As Shepard Fairey suggests in his artful introduction to this first-rate survey of D*Face’s artwork and life, D*Face is a master of art that is both subversive and skilled. And of particular appeal to me is that despite his commercial success, the artist continues to use the streets as a canvas.
Like so many artists I’ve spoken to and interviewed, D*Face hated school and survived it through drawing and doodling anything — from bubble letters to cartoons — all over his school books. Through a mix of fortuitous circumstances, hard work and extraordinary skill, he emerged from a working-class family to become one of the globe’s most successful urban artists. Prodded by his determination not to ever work at a job he hated — as he had seen his mom and too many folks do — he was saved by the skateboarding culture that introduced him to graffiti.
He began tagging while looking for spots to skate, and with the discovery of Thrasher Magazine, Subway Art and Spraycan Art, he was on his way to forge a successful career as a street artist, fine artist and designer. And with the launch of his gallery, Stolen Space, in 2005, he’s paved the way for other artists, as well.
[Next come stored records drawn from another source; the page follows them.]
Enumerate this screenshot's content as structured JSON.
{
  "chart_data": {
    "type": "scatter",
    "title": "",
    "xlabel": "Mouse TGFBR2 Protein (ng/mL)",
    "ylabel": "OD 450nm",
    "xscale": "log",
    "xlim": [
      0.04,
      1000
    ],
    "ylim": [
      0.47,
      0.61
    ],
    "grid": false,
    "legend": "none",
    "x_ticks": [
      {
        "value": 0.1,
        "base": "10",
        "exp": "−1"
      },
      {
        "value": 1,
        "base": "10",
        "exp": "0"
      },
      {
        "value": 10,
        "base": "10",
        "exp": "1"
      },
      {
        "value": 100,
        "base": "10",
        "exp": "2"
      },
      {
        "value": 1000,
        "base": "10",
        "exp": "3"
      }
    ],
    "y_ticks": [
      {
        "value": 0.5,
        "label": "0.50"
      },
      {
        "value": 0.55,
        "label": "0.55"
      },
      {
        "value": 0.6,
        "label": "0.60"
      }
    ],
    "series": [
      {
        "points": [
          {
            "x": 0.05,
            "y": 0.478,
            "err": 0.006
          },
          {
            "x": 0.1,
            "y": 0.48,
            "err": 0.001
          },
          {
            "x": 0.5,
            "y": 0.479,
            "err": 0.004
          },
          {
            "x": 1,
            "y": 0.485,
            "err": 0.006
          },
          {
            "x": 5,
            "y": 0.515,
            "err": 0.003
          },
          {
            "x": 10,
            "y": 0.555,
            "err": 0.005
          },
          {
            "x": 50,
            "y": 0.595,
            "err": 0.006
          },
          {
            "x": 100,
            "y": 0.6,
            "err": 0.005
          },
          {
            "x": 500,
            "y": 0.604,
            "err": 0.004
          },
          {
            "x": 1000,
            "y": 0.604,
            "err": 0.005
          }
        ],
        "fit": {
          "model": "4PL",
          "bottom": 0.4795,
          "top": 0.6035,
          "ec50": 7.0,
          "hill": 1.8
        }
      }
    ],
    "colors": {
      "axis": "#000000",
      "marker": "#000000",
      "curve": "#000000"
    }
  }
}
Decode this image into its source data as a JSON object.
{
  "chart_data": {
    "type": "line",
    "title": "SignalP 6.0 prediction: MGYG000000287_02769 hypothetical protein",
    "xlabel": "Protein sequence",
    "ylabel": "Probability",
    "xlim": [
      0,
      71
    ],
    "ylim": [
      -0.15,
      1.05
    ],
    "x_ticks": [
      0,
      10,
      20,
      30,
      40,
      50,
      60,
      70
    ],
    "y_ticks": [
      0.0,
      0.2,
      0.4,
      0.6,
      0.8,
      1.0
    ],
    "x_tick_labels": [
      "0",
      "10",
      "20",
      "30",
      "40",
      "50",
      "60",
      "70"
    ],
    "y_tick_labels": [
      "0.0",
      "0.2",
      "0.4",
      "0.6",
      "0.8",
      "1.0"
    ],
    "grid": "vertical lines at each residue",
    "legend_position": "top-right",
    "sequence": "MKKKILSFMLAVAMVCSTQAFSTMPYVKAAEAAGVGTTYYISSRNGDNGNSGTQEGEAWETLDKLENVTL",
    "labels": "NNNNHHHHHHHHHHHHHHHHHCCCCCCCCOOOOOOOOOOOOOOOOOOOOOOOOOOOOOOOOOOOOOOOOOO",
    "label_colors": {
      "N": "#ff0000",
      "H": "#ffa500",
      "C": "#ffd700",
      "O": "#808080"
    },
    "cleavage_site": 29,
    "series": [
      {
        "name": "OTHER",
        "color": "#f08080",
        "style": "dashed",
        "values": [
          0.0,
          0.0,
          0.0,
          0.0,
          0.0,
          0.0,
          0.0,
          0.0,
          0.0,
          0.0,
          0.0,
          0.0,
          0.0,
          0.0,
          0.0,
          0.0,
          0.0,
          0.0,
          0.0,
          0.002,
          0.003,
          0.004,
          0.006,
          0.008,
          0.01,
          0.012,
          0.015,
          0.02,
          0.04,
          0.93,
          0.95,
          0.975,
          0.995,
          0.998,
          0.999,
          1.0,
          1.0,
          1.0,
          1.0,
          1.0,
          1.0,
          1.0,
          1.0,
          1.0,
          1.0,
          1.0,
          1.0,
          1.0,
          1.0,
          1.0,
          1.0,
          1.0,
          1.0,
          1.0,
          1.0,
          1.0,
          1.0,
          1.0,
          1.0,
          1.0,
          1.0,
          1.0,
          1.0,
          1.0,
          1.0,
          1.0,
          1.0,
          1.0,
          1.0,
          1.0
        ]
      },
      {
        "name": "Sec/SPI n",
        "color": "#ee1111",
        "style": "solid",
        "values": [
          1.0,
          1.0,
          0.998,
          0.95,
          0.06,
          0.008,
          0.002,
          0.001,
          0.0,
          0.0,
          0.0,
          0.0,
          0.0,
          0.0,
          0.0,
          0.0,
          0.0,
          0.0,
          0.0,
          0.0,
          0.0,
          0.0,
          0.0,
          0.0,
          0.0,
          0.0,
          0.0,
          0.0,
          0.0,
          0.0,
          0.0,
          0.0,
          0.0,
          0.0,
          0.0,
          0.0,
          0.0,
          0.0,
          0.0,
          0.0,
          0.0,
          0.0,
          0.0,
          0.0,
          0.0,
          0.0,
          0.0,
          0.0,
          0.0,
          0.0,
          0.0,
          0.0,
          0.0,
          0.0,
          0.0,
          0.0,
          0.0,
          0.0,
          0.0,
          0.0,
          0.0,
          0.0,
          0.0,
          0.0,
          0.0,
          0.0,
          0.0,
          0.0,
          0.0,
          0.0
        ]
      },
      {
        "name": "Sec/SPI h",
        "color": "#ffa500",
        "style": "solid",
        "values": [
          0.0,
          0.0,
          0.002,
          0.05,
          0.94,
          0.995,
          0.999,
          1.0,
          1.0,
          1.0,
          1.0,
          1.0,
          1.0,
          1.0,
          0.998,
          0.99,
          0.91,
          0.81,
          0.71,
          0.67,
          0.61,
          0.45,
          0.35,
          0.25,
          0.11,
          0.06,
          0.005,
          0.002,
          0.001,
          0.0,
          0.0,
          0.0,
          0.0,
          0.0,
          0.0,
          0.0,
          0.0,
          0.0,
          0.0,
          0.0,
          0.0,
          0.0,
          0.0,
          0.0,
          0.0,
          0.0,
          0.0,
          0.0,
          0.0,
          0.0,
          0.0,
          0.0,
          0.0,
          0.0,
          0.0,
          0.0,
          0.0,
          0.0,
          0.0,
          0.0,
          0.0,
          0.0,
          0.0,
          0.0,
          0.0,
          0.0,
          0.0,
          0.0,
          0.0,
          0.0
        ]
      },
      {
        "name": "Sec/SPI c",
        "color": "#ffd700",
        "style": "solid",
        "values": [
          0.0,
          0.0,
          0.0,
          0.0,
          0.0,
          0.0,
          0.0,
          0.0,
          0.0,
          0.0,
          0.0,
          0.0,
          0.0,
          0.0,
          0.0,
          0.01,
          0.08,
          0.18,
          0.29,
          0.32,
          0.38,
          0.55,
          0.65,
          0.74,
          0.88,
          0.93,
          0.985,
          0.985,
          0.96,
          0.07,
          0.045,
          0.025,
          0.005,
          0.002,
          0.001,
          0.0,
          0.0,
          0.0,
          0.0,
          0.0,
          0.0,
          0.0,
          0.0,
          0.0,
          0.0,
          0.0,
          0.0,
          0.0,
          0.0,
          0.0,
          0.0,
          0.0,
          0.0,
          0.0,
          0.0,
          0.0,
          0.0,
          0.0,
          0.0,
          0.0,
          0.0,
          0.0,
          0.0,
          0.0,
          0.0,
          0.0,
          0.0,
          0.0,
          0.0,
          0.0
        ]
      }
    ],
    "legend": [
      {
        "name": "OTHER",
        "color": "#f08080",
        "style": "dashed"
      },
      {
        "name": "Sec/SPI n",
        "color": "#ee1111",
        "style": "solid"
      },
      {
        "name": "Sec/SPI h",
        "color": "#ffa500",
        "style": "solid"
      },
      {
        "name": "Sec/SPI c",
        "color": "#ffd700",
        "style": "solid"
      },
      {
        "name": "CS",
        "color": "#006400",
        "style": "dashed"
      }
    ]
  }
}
Always experimenting and evolving, D*Face represents the best of urban art. With his particular fusion of pop culture and graffiti meshed with his rebellious streak and ingenious imagination, D*Face draws both our eyes and minds into his vision. With its dozens of first-rate images and engaging text, The Art of D*Face: One Man and His Dog — published by Laurence King Publishing — is a model of an artist’s monograph. It came my way just as Banksy left town and it was the perfect antidote!